No właśnie, do tej pory była to trochę taka gra w kotka i myszkę. Łukaszenka wypuszczał więźniów, następowała liberalizacja polityki Zachodu wobec Białorusi, potem on znowu zaostrzał kurs – i tak naprawdę kręcimy się w kółku i nie ma żadnej realnej poprawy.
Ja jestem jednak twardym zwolennikiem dialogu. Dialog był potrzebny, żeby zostać suwerennym państwem i zachować szansę na integrację europejską. Nie może być tak, że Łukaszenka udaje, że coś robi, a MFW wspiera reżim. UE deklarowała, że oczekuje od Białorusi demokratyzacji. Łukaszenka zgadzał się, ale nic nie robił w tym kierunku, co nie jest bynajmniej zadziwiające, bo trudno sobie wyobrazić, żeby dyktator dobrowolnie rezygnował z władzy.

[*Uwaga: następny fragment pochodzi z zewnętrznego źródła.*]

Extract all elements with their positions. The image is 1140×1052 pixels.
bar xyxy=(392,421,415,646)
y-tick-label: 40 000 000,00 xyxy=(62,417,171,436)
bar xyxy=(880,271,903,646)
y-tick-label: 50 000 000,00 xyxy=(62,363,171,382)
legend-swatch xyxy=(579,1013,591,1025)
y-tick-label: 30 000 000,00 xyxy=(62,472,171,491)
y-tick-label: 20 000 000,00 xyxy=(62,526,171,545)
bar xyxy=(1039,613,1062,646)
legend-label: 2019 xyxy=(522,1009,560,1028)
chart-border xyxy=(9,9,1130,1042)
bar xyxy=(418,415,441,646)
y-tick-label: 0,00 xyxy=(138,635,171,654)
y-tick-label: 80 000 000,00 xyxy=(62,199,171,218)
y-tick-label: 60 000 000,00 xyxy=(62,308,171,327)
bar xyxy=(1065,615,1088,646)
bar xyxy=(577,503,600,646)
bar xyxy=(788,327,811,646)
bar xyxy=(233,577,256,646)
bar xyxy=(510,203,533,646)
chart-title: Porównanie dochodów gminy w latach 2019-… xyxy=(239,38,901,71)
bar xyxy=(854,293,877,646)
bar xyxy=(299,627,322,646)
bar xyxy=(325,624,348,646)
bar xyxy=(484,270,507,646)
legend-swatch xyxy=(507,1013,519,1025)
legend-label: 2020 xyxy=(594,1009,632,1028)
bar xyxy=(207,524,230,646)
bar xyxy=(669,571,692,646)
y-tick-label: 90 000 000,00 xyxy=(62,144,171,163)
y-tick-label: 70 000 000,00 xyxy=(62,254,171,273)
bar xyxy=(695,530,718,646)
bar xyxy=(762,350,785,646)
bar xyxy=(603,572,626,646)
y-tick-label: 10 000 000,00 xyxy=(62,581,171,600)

Podczas ostatnich wyborów doświadczyliśmy wielkiego święta demokracji, bo można było wszędzie przeprowadzać zebrania i manifestacje nawet bez pozwolenia. Łukaszenka chciał w ten sposób pokazać, że u nas jest nawet lepiej niż gdzie indziej. W zamian za to oczekiwał wsparcia finansowego. Nikogo nie bili, nie aresztowali, ludzie czuli, że można głosować, na innych kandydatów, którzy mieli jak na białoruskie warunki sporo czasu antenowego w telewizji, by przedstawić swój program. Ale w ostatnim dniu przed wyborami puściły mu nerwy, bo dużo ludzi wyszło na ulicę, mimo że opozycja była skłócona. On się przestraszył i sięgnął ponownie po represje kosztem dobrych relacji z Zachodem. Jestem jednak przekonany, że próba dialogu zostanie ponowiona. Ale konieczna jest jasna mapa drogowa integracji Białorusi z Europą. W przeciwnym razie będziemy trwali w impasie. Ja wiem, że wśród unijnych ministrów spraw zagranicznych rośnie poparcie dla przedstawienia Białorusi mapy drogowej – niektórzy chcieli ją opracować już przed ostatnimi wyborami. Mam nadzieję, że wszyscy wyciągnęli lekcję, i doszli do wniosku, że z dyktatorem trzeba rozmawiać bardzo konkretnie i twardo.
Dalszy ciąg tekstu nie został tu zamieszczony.